CONSIDER THE FOLLOWING

Let point P be in the plane of ABCD ( a convex quad-
rilateral that is not a parallelogram ). What is the
locus of of points P such that

    [APB] + [CPD] = [BPC] + [DPA] ?

Prove it.

Let a, b, c, d be the position vectors of A, B, C, D with respect to the origin P.
Consider the vector product:
     (a + c) x (b + d)       =  a x b  +  a x d  +  c x b  +  c x d
                                    =  a x b  +  c x d   -  b x c   -  d x a
                                    =  2([APB]  +  [CPD]  -  [BPC]  -  [DPA])n      (1)

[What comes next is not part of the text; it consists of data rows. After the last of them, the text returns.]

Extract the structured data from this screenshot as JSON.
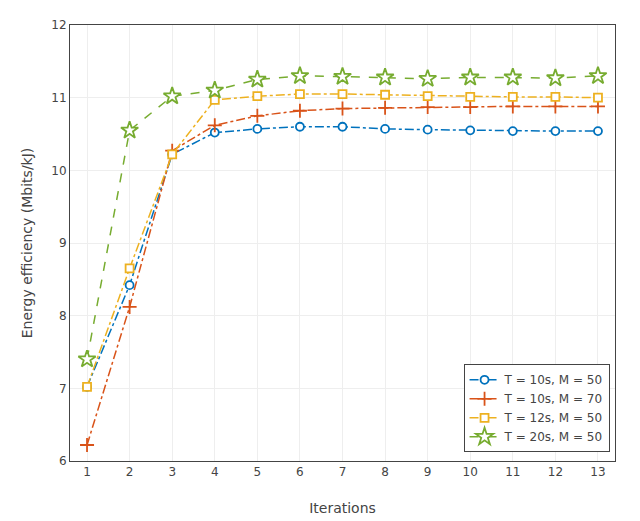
{
  "chart_data": {
    "type": "line",
    "x": [
      1,
      2,
      3,
      4,
      5,
      6,
      7,
      8,
      9,
      10,
      11,
      12,
      13
    ],
    "series": [
      {
        "name": "T = 10s, M = 50",
        "color": "#0072BD",
        "marker": "circle",
        "line_style": "dashdot",
        "values": [
          7.02,
          8.42,
          10.22,
          10.52,
          10.57,
          10.6,
          10.6,
          10.57,
          10.56,
          10.55,
          10.54,
          10.54,
          10.54
        ]
      },
      {
        "name": "T = 10s, M = 70",
        "color": "#D95319",
        "marker": "plus",
        "line_style": "dashdot",
        "values": [
          6.22,
          8.12,
          10.27,
          10.62,
          10.75,
          10.82,
          10.85,
          10.86,
          10.87,
          10.87,
          10.88,
          10.88,
          10.88
        ]
      },
      {
        "name": "T = 12s, M = 50",
        "color": "#EDB120",
        "marker": "square",
        "line_style": "dashdot",
        "values": [
          7.02,
          8.65,
          10.22,
          10.97,
          11.02,
          11.05,
          11.05,
          11.04,
          11.02,
          11.01,
          11.01,
          11.01,
          11.0
        ]
      },
      {
        "name": "T = 20s, M = 50",
        "color": "#77AC30",
        "marker": "star",
        "line_style": "dashed",
        "values": [
          7.4,
          10.55,
          11.02,
          11.1,
          11.25,
          11.3,
          11.29,
          11.28,
          11.26,
          11.28,
          11.28,
          11.27,
          11.3
        ]
      }
    ],
    "xlabel": "Iterations",
    "ylabel": "Energy efficiency (Mbits/kJ)",
    "xlim": [
      0.6,
      13.4
    ],
    "ylim": [
      6,
      12
    ],
    "xticks": [
      1,
      2,
      3,
      4,
      5,
      6,
      7,
      8,
      9,
      10,
      11,
      12,
      13
    ],
    "yticks": [
      6,
      7,
      8,
      9,
      10,
      11,
      12
    ],
    "grid": true,
    "legend": "lower right"
  }
}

where n is a unit vector perpendicular to the plane containing all the points.

If [APB] + [CPD] = [BPC] + [DPA], it follows that the RHS of (1) is 0 and therefore that (a + c) x (b + d) = 0.

Since  (a + c)/2 and (b + d)/2 are the position vectors of the mid points of AC and BD, this means that these mid points are collinear with P.
So the locus of P is the line passing through the mid points of AC and BD

Posted by Harry on 2012-05-08 13:00:49